The Corner

Was the Stimulus Wasted?

Edward Glaeser has done some work showing that much of the stimulus was spent in parts of the country where unemployment is relatively low. Jared Bernstein’s great comeback is that unemployment benefits — a part of the stimulus Glaeser intentionally did not take into account — went to states with the highest unemployment! Who could argue with that? Bernstein seems to know that something more is needed, so he adds:

The Recovery Act cannot meet the vision of the President and Vice President if we were to limit it solely to projects in states with higher than average unemployment.   Throughout the country, it must make key investments in infrastructure, including not just roads and bridges but transit, high-speed rail, broadband, clean energy, and the smart grid.  And even when it comes to good, old-fashioned roads and bridges, those investments have to be made where they’re needed, not just wherever unemployment is the highest.

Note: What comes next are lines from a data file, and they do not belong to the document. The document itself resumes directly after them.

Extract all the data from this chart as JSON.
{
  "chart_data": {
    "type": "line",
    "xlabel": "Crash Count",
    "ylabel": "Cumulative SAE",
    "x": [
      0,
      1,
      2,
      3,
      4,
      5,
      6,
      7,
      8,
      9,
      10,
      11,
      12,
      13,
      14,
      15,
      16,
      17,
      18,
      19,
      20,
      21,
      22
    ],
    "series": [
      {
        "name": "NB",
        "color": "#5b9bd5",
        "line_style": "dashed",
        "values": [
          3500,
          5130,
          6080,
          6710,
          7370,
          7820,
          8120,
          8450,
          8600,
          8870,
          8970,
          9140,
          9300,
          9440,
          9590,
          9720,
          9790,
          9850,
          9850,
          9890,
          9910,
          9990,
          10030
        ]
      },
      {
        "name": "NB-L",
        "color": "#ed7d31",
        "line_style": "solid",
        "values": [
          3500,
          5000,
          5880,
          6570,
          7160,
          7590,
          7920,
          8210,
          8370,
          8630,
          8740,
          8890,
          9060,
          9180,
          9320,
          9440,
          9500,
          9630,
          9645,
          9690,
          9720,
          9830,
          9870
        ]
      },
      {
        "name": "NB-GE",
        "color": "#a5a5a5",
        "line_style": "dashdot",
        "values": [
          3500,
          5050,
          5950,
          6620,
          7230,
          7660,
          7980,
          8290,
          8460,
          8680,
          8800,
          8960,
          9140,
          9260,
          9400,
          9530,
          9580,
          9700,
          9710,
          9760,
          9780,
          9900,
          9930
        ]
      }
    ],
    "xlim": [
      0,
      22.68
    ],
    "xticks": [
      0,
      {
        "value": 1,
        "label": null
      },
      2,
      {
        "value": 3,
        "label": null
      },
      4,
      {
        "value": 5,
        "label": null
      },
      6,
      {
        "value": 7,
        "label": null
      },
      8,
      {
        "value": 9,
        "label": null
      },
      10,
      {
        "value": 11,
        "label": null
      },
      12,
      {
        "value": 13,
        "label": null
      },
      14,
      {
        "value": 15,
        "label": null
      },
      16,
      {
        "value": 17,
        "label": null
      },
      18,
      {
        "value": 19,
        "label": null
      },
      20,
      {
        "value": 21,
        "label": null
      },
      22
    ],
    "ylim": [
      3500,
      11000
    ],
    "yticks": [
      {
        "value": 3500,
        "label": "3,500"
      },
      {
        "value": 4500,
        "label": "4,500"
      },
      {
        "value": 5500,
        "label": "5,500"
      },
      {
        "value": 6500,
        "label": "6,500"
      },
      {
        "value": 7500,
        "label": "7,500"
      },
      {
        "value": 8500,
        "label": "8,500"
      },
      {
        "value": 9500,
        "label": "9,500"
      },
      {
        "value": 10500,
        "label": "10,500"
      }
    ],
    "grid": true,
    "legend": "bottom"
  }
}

Hmm . . . See, I thought we had a regular appropriations process for spending money on infrastructure and energy, roads and bridges. I thought the point of stimulus spending (here defined as spending, not income transfers) was to create jobs. In fact, conservatives argued at the time that most of the spending in the president’s stimulus bill was not about job-creation, but about providing a down-payment on a liberal spending agenda by circumventing the normal appropriations process, where each item taken individually would have faced a tougher road. Bernstein’s excuse-making is a vindication of this argument.

Conservatives also argued that spending on infrastructure would not provide much bang for the buck in terms of job-creation precisely because of the arcane legislative formulas that, according to Glaeser, have distributed the money disproportionately to low-population-density states. It’s high times if you’re a road-construction worker in Wyoming. If you’re a laid-off autoworker in Michigan — well, according to Bernstein, the White House is doing its very best to keep your unemployment checks arriving on time.